A CBP spokesperson confirmed by email “that FTZ merchandise with a privileged foreign status date of before February 14, and during the time that the 15 percent Tranche 4A Section 301 duty was in effect, will be subject to the 15 percent duty when withdrawn from FTZ with a consumption entry.”
That position seems to be at odds the expectations of the FTZ industry. Before CBP issued its CSMS message, Marshall Miller, a lawyer with Miller & Company, recently noted that previous CBP guidance on the Section 301 tariffs said that when eligible FTZ goods are entered for consumption, the duty rate depends on the HTS subheading at that time. Miller, who is general counsel to the National Association of Foreign-Trade Zones, said in a later email after the CBP message went out that “merchandise admitted in PF status prior to February 14, 2020 will be subject to the higher 15% duty rate.”

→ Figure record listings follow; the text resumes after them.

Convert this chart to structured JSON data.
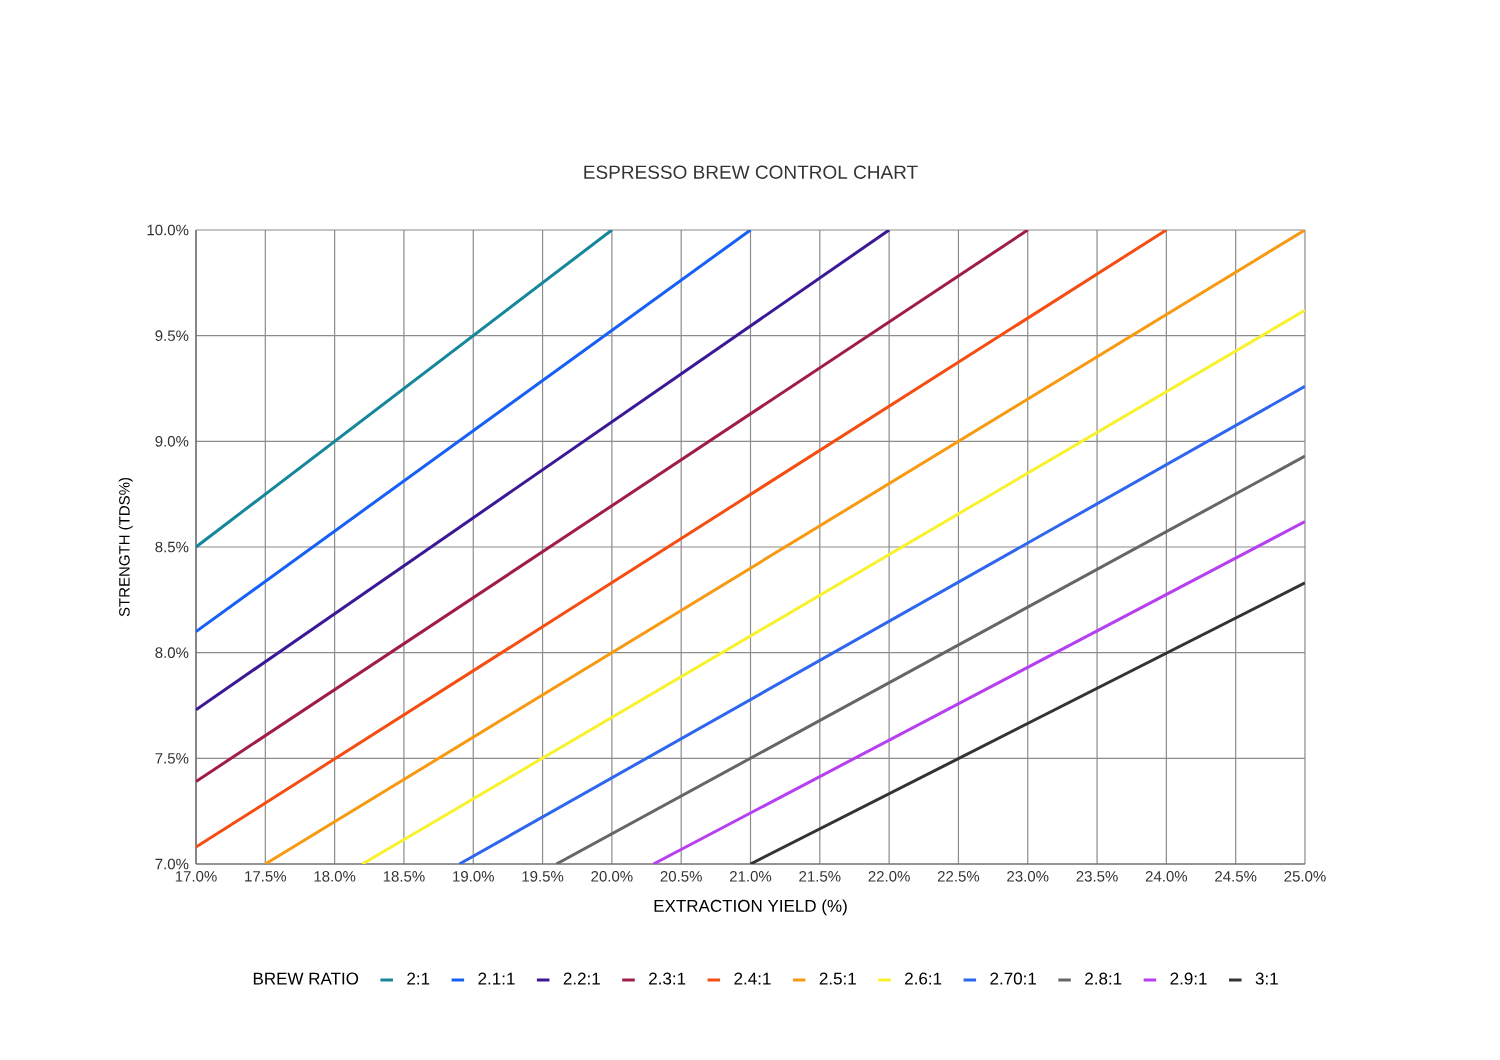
{
  "chart_data": {
    "type": "line",
    "title": "ESPRESSO BREW CONTROL CHART",
    "xlabel": "EXTRACTION YIELD (%)",
    "ylabel": "STRENGTH (TDS%)",
    "legend_title": "BREW RATIO",
    "xlim": [
      17,
      25
    ],
    "ylim": [
      7,
      10
    ],
    "xticks": [
      {
        "value": 17,
        "label": "17.0%"
      },
      {
        "value": 17.5,
        "label": "17.5%"
      },
      {
        "value": 18,
        "label": "18.0%"
      },
      {
        "value": 18.5,
        "label": "18.5%"
      },
      {
        "value": 19,
        "label": "19.0%"
      },
      {
        "value": 19.5,
        "label": "19.5%"
      },
      {
        "value": 20,
        "label": "20.0%"
      },
      {
        "value": 20.5,
        "label": "20.5%"
      },
      {
        "value": 21,
        "label": "21.0%"
      },
      {
        "value": 21.5,
        "label": "21.5%"
      },
      {
        "value": 22,
        "label": "22.0%"
      },
      {
        "value": 22.5,
        "label": "22.5%"
      },
      {
        "value": 23,
        "label": "23.0%"
      },
      {
        "value": 23.5,
        "label": "23.5%"
      },
      {
        "value": 24,
        "label": "24.0%"
      },
      {
        "value": 24.5,
        "label": "24.5%"
      },
      {
        "value": 25,
        "label": "25.0%"
      }
    ],
    "yticks": [
      {
        "value": 7,
        "label": "7.0%"
      },
      {
        "value": 7.5,
        "label": "7.5%"
      },
      {
        "value": 8,
        "label": "8.0%"
      },
      {
        "value": 8.5,
        "label": "8.5%"
      },
      {
        "value": 9,
        "label": "9.0%"
      },
      {
        "value": 9.5,
        "label": "9.5%"
      },
      {
        "value": 10,
        "label": "10.0%"
      }
    ],
    "grid": true,
    "legend": "bottom",
    "marker": "none",
    "line_style": "solid",
    "series": [
      {
        "name": "2:1",
        "color": "#16879a",
        "x": [
          17,
          20
        ],
        "values": [
          8.5,
          10
        ]
      },
      {
        "name": "2.1:1",
        "color": "#1660f5",
        "x": [
          17,
          21
        ],
        "values": [
          8.1,
          10
        ]
      },
      {
        "name": "2.2:1",
        "color": "#3a1896",
        "x": [
          17,
          22
        ],
        "values": [
          7.73,
          10
        ]
      },
      {
        "name": "2.3:1",
        "color": "#a01d4a",
        "x": [
          17,
          23
        ],
        "values": [
          7.39,
          10
        ]
      },
      {
        "name": "2.4:1",
        "color": "#f44e12",
        "x": [
          17,
          24
        ],
        "values": [
          7.08,
          10
        ]
      },
      {
        "name": "2.5:1",
        "color": "#f79a12",
        "x": [
          17.5,
          25
        ],
        "values": [
          7,
          10
        ]
      },
      {
        "name": "2.6:1",
        "color": "#f8f22e",
        "x": [
          18.2,
          25
        ],
        "values": [
          7,
          9.62
        ]
      },
      {
        "name": "2.70:1",
        "color": "#2e66f0",
        "x": [
          18.9,
          25
        ],
        "values": [
          7,
          9.26
        ]
      },
      {
        "name": "2.8:1",
        "color": "#666666",
        "x": [
          19.6,
          25
        ],
        "values": [
          7,
          8.93
        ]
      },
      {
        "name": "2.9:1",
        "color": "#b63ff0",
        "x": [
          20.3,
          25
        ],
        "values": [
          7,
          8.62
        ]
      },
      {
        "name": "3:1",
        "color": "#333333",
        "x": [
          21,
          25
        ],
        "values": [
          7,
          8.33
        ]
      }
    ]
  }
}
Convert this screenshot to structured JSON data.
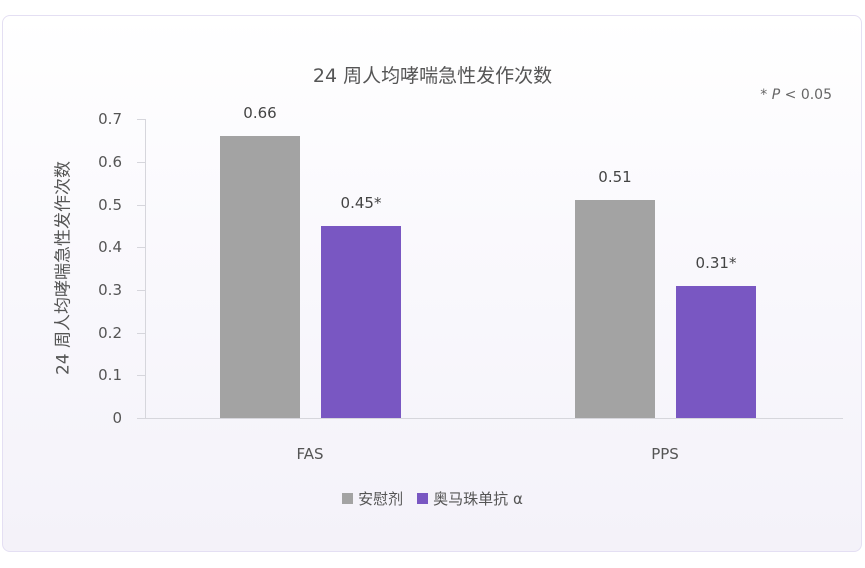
{
  "chart_data": {
    "type": "bar",
    "title": "24 周人均哮喘急性发作次数",
    "xlabel": "",
    "ylabel": "24 周人均哮喘急性发作次数",
    "ylim": [
      0,
      0.7
    ],
    "yticks": [
      "0",
      "0.1",
      "0.2",
      "0.3",
      "0.4",
      "0.5",
      "0.6",
      "0.7"
    ],
    "categories": [
      "FAS",
      "PPS"
    ],
    "series": [
      {
        "name": "安慰剂",
        "color": "#a3a3a3",
        "values": [
          0.66,
          0.51
        ],
        "labels": [
          "0.66",
          "0.51"
        ]
      },
      {
        "name": "奥马珠单抗 α",
        "color": "#7957c2",
        "values": [
          0.45,
          0.31
        ],
        "labels": [
          "0.45*",
          "0.31*"
        ]
      }
    ],
    "annotation": "* P < 0.05",
    "legend_position": "bottom",
    "grid": false
  },
  "note": {
    "star": "* ",
    "p": "P",
    "rest": " < 0.05"
  }
}
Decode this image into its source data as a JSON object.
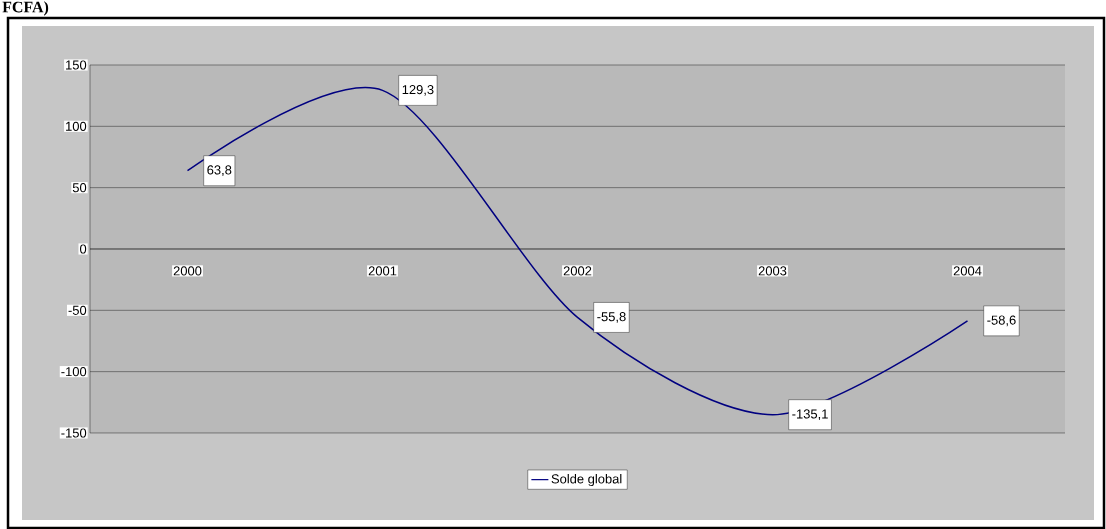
{
  "chart_data": {
    "type": "line",
    "title": "FCFA)",
    "categories": [
      "2000",
      "2001",
      "2002",
      "2003",
      "2004"
    ],
    "series": [
      {
        "name": "Solde global",
        "color": "#000080",
        "values": [
          63.8,
          129.3,
          -55.8,
          -135.1,
          -58.6
        ],
        "value_labels": [
          "63,8",
          "129,3",
          "-55,8",
          "-135,1",
          "-58,6"
        ]
      }
    ],
    "ylim": [
      -150,
      150
    ],
    "yticks": [
      -150,
      -100,
      -50,
      0,
      50,
      100,
      150
    ],
    "grid": "y",
    "legend": "bottom",
    "marker": "none",
    "line_style": "solid"
  }
}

As a result, “clients should defer in-bond movements and FTZ admissions of List 4A merchandise until February 14, 2020 to take advantage of the reduced 7.5% duty rate,” Miller said. “As it is unclear how the ACE system will process these entries because the same HTSUS subheading is used for all China Section 301 List 4A merchandise, clients should also instruct their brokers and/or software provide[r]s to use the higher 15% rate for merchandise subject to China Section 301 List 4A duties with a PF election date prior to February 14, 2020 and validate Customs entry records." The NAFTZ did not comment.